Never one to avoid eloquence in her musical endeavours, Sofia Talvik has absorbed every American roots influence she could find and has distilled it into the countrified intoxication that is her album “Big Sky Country”.
“Big Sky Country” is, however, rather more than an attempt to attract the attentions of Nashville and the summer festival bookers and, whilst many of the songs are predicated on the resurrected ghost of Americana, she never loses sight of the fact that she is a storyteller at heart.

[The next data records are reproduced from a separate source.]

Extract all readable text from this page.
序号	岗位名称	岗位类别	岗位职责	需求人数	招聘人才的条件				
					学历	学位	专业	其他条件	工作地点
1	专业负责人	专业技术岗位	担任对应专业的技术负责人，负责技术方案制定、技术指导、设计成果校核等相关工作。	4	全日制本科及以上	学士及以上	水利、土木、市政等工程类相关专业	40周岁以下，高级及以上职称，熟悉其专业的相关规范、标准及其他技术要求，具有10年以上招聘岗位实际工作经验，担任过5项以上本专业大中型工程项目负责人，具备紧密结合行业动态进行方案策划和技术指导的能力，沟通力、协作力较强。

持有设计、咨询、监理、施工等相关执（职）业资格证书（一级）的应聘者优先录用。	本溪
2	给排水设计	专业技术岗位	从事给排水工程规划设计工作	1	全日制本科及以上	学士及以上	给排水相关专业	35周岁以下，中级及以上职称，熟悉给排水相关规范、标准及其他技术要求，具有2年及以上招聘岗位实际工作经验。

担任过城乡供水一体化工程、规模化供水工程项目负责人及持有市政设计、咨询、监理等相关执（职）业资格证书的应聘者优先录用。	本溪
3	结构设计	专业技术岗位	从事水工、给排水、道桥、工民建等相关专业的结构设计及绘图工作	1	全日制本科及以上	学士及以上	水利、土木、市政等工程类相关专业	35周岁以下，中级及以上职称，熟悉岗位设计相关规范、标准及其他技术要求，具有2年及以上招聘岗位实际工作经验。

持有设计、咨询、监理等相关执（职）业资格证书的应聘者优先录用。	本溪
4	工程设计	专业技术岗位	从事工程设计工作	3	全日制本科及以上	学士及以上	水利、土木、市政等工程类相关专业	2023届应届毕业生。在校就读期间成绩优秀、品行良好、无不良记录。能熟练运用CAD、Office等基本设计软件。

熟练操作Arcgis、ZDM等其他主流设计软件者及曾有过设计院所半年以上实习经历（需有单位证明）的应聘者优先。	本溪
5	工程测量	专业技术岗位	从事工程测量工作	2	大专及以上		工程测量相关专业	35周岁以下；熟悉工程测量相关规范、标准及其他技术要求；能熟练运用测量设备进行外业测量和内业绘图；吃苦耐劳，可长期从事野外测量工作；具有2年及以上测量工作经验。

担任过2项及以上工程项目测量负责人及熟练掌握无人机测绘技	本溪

Therefore, the old school country feel that pervades “Dusty Heart, Empty Hand” is more a stylistic respray of her tried and trusted sensitive style than an affectionate pastiche of someone else’s glories. “Starwalker”, likewise, goes deeper and darker than the usual practitioner of the art of Americana might go and evokes, by the simple mechanism of a chant, the more metaphysical elements of folk music in manner that even Neil Young would approve of. “Bonfire”, on the other hand, is textbook Talvik with emotional fragility providing the motivation for her words whilst “Lullaby” provides further metaphorical reflections on the battlefield of her home territory that is the relationship. Likewise “Fairground” neatly and concisely reprises all that put Ms. Talvik on the menu for the connoisseurs of mature song writing talent.
“Big Sky Country” is the kind of album that literally matures as you listen to it. Who knows but perhaps Sofia Talvik, despite being from Sweden, might be the secret keeper of the crown of real country music? The times, as they say, are changing back towards the truth and the heart, as always, is where it is at.